The Supreme Court’s credibility should not be left to the honour of its members
Despite the frailties and foibles of CJIs and judges, for most Indians, the Supreme Court was an institution that was incorruptible, wise, unprejudiced, and which always looks out for the greater good as well as the interests of those who usually tend not to have a voice. That perception is now gonecolumns Updated: Jan 21, 2018 08:08 IST
Goings-on in the Supreme Court of India have surprised and dismayed many. To have Nos. 2, 3, 4, and 5 (as court reporters and lawyers insist on referring to the second, third, fourth, and fifth senior most judges after the Chief Justice of India) complain in public, in a press conference called for that very purpose, about the highest judicial office in the land, is disturbing, worrying, and casts a shadow over the entire judicial system in the country.
Several of us have always known that all is not well in the Supreme Court, just as we have known that not all CJIs have been beyond reproach. Still, despite the frailties and foibles of the CJIs and judges, overall, overwhelmingly, for most Indians, the first thing that comes to mind when someone mentions the Supreme Court, is an institution that is incorruptible, wise, unprejudiced, and which always looks out for the greater good as well as the interests of those who usually tend not to have a voice.
That perception is now gone. The rift in the Supreme Court is now fodder for the 24x7 news mill. Across TV debates and editorials, politicians, columnists, judicial experts are all airing insinuations, connecting dots, and imputing motives — the kind of thing few would dare do with the higher judiciary previously (and not just out of fear of contempt). While the angle of personal antipathy has been ignored (fortunately so; even though there’s no love lost between some of the individuals involved, the issues raised don’t seem to have anything to do with that), that of political motives hasn’t. And so, like many other debates of our times, this one too has been polarised along pro- and anti-Modi lines.
Enough has been said about many of these issues over the past eight days since the press conference of the four judges on January 12. This column’s focus is going to be on two issues — one fundamental, the other, procedural — that could prevent the recurrence of a similar controversy if addressed.

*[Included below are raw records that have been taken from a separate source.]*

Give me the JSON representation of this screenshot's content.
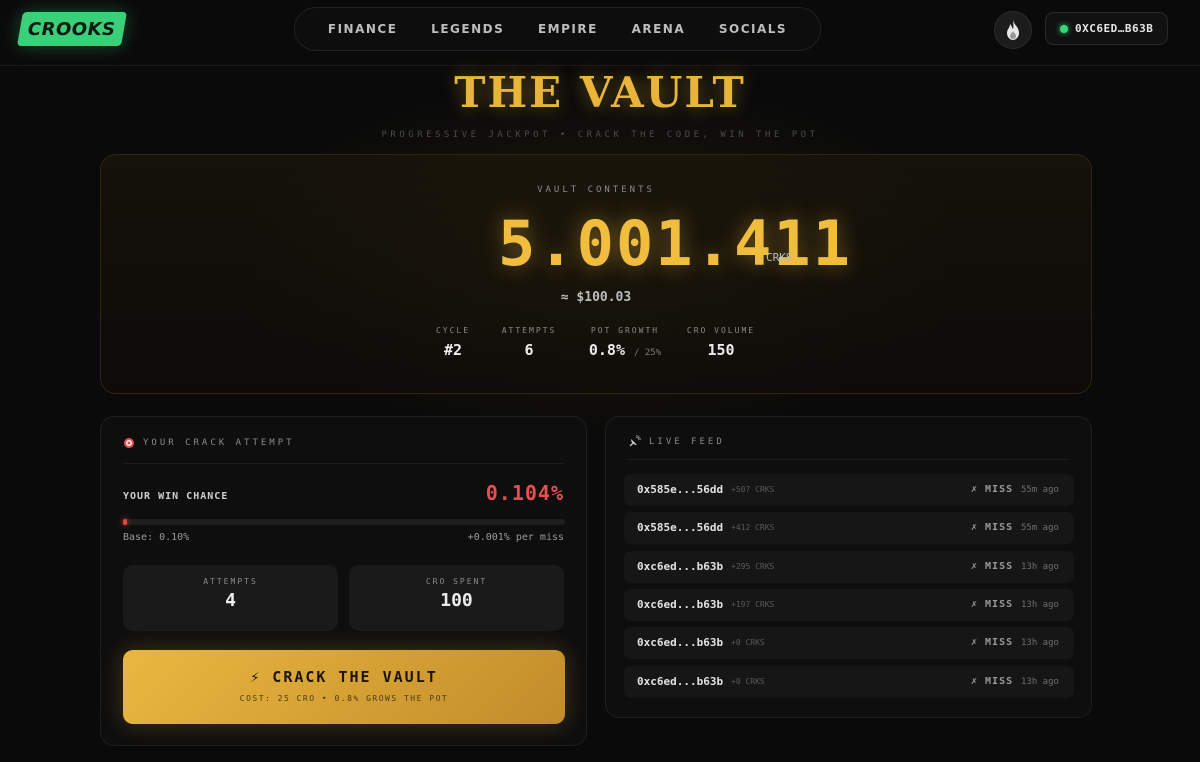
{
  "header": {
    "logo": "CROOKS",
    "nav": [
      "FINANCE",
      "LEGENDS",
      "EMPIRE",
      "ARENA",
      "SOCIALS"
    ],
    "fire_icon": "flame-icon",
    "wallet": "0XC6ED…B63B",
    "wallet_status_color": "#36d67a"
  },
  "hero": {
    "title": "THE VAULT",
    "subtitle": "PROGRESSIVE JACKPOT • CRACK THE CODE, WIN THE POT"
  },
  "vault": {
    "label": "VAULT CONTENTS",
    "amount": "5.001.411",
    "unit": "CRKS",
    "usd": "≈ $100.03",
    "stats": [
      {
        "label": "CYCLE",
        "value": "#2",
        "sub": ""
      },
      {
        "label": "ATTEMPTS",
        "value": "6",
        "sub": ""
      },
      {
        "label": "POT GROWTH",
        "value": "0.8%",
        "sub": "/ 25%"
      },
      {
        "label": "CRO VOLUME",
        "value": "150",
        "sub": ""
      }
    ]
  },
  "attempt": {
    "heading": "YOUR CRACK ATTEMPT",
    "heading_icon": "target-icon",
    "win_label": "YOUR WIN CHANCE",
    "win_value": "0.104%",
    "win_fraction": 0.00104,
    "base": "Base: 0.10%",
    "increment": "+0.001% per miss",
    "attempts_label": "ATTEMPTS",
    "attempts_value": "4",
    "spent_label": "CRO SPENT",
    "spent_value": "100",
    "button_label": "⚡ CRACK THE VAULT",
    "button_sub": "COST: 25 CRO • 0.8% GROWS THE POT"
  },
  "feed": {
    "heading": "LIVE FEED",
    "heading_icon": "satellite-icon",
    "rows": [
      {
        "addr": "0x585e...56dd",
        "amount": "+507 CRKS",
        "result": "✗ MISS",
        "time": "55m ago"
      },
      {
        "addr": "0x585e...56dd",
        "amount": "+412 CRKS",
        "result": "✗ MISS",
        "time": "55m ago"
      },
      {
        "addr": "0xc6ed...b63b",
        "amount": "+295 CRKS",
        "result": "✗ MISS",
        "time": "13h ago"
      },
      {
        "addr": "0xc6ed...b63b",
        "amount": "+197 CRKS",
        "result": "✗ MISS",
        "time": "13h ago"
      },
      {
        "addr": "0xc6ed...b63b",
        "amount": "+0 CRKS",
        "result": "✗ MISS",
        "time": "13h ago"
      },
      {
        "addr": "0xc6ed...b63b",
        "amount": "+0 CRKS",
        "result": "✗ MISS",
        "time": "13h ago"
      }
    ]
  },
  "colors": {
    "gold": "#f0bd3e",
    "danger": "#e45050",
    "logo_green": "#3ad07a"
  }
}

At the core of the controversy is the way that judges are named to the Supreme Court (and Chief Justices are appointed in the high court). This happens through the collegium, a group of senior judges in the Supreme Court, including the CJI. There have been efforts to reform, even change this process, but the apex court has, inexplicably, maintained that this is the best way of selecting Supreme Court judges and high court Chief Justices.
A very senior politician recently told Chanakya that a few years ago he met a former Chief Justice of India who claimed that he (the former CJI) could list all future CJIs till the year 2030. While discounting the obvious exaggeration on part of both the former CJI and the politician who narrated the anecdote, it makes sense to look at the claim closely. Sure, the CJI is traditionally the senior most judge in the court, so it is mathematically possible to name his successor, his successor’s successor, even his successor’s successor’s successor. To do so for any period exceeding a decade, though, will also require inside information on which chief justices of high courts will make it to the Supreme Court, maybe even which judges of these high courts will be made a high court Chief Justice. Chanakya isn’t sure this is the way it happens, but this is possible, at least on paper.

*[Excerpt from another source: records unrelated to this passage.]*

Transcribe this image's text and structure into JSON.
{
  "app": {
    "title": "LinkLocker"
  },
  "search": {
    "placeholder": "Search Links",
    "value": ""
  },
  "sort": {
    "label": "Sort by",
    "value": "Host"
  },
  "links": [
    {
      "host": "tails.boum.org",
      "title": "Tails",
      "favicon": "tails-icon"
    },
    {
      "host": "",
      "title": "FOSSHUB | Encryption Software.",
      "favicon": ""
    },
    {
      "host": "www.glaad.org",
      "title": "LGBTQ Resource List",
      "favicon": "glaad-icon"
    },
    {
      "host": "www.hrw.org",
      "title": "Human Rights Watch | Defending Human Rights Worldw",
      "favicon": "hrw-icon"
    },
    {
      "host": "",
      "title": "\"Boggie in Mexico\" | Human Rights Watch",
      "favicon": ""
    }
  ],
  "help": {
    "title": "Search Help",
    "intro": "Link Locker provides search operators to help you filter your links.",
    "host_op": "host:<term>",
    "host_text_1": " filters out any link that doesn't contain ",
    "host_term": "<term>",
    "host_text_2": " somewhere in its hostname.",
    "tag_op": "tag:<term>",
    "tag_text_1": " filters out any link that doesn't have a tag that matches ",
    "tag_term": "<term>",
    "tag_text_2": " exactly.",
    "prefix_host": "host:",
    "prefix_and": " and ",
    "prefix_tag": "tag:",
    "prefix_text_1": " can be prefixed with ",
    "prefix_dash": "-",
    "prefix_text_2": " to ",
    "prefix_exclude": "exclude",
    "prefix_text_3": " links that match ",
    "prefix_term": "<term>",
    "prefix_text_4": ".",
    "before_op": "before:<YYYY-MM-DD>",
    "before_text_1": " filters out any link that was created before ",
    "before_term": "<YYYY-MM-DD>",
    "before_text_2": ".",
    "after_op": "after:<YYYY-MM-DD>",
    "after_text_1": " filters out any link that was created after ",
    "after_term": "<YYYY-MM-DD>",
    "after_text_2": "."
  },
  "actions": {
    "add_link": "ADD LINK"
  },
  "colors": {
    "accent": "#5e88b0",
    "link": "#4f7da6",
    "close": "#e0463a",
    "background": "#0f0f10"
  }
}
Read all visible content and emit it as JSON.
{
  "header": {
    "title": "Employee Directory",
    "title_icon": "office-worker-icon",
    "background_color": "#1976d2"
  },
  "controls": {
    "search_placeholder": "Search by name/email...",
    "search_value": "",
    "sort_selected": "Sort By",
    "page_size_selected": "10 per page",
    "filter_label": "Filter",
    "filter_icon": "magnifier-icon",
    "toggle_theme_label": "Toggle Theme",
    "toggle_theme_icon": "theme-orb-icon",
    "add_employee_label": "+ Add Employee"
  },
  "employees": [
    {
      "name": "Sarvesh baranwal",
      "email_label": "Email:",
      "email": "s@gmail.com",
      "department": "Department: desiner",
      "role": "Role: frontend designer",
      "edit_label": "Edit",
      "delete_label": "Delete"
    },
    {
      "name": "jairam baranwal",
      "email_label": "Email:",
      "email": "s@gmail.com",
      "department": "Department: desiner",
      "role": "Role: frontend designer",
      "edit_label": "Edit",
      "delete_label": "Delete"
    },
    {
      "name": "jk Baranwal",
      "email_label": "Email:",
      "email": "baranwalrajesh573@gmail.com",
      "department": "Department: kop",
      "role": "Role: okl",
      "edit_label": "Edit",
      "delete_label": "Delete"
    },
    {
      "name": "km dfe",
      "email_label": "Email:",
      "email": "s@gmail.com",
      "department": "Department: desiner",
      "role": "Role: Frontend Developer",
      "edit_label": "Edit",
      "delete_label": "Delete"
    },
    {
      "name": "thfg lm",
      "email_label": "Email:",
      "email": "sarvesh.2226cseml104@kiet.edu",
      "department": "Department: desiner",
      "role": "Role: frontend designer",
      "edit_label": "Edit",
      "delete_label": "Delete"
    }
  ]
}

The same politician mentioned a related issue. Most of India’s top lawyers and judges come from 50-100 families he claimed. This is not a fact, especially given the new crop of professional lawyers that has emerged in India, but there are enough examples to make it appear to be one.

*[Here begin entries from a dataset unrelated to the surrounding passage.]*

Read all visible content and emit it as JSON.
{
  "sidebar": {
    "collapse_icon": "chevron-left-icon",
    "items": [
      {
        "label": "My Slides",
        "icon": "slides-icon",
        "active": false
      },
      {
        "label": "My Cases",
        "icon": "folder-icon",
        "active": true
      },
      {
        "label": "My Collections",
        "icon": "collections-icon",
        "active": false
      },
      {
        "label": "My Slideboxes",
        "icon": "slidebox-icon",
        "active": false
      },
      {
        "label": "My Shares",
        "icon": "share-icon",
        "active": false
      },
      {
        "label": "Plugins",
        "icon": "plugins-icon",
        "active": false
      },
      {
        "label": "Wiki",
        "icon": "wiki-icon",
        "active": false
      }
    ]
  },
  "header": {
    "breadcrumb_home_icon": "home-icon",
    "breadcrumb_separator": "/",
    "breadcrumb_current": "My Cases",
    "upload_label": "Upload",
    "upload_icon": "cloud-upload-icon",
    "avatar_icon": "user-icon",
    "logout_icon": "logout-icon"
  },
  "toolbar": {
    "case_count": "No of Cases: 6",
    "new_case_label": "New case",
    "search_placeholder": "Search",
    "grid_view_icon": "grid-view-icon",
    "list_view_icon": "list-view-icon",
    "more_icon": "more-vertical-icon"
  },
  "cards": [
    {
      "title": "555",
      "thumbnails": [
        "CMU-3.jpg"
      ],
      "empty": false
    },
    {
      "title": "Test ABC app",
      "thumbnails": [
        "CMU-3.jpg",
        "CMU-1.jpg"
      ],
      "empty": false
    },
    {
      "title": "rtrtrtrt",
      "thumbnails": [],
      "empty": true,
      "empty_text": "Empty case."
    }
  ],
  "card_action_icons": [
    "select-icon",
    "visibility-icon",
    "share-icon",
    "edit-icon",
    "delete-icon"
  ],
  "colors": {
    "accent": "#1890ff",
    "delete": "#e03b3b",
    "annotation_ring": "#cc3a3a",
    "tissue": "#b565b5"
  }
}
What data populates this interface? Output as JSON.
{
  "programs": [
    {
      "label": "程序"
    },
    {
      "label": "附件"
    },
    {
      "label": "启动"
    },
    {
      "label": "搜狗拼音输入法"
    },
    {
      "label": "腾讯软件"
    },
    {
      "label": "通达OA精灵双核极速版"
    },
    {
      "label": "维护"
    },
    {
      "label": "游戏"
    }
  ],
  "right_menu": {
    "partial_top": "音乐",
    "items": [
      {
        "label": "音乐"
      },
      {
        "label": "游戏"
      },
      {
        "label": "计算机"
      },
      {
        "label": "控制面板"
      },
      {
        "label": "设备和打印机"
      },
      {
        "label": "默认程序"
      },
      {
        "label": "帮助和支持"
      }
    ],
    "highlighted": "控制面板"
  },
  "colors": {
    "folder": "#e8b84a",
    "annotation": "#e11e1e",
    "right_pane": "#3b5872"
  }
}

Together, the two make the collegium approach to selecting judges seem downright insidious and that’s a perception the Supreme Court can do without. All good institutions must have in-built mechanisms to ensure they are not dependent on the honour of their members.
The second point this columnist wants to make is on transparency. The Supreme Court roster appears to be a well-kept secret that not even lawyers who have been practising in the court for years are privy to. This document must be made public, perhaps put up on the website of the court. The assignment of important cases, flagged by the Supreme Court registry, could perhaps be made by a group of senior judges including the CJI. In their talks with the CJI in efforts to resolve the ongoing crisis, the four judges have made a similar demand.
A better process of selecting judges to the Supreme Court, and a transparent and rules-based approach to assigning cases could have well avoided the occurrence of a crisis such as the current one.
Chanakya has already made the point once but it merits repetition: the credibility of institutions is far too important to be left to the nature of men, no matter how honourable they may be.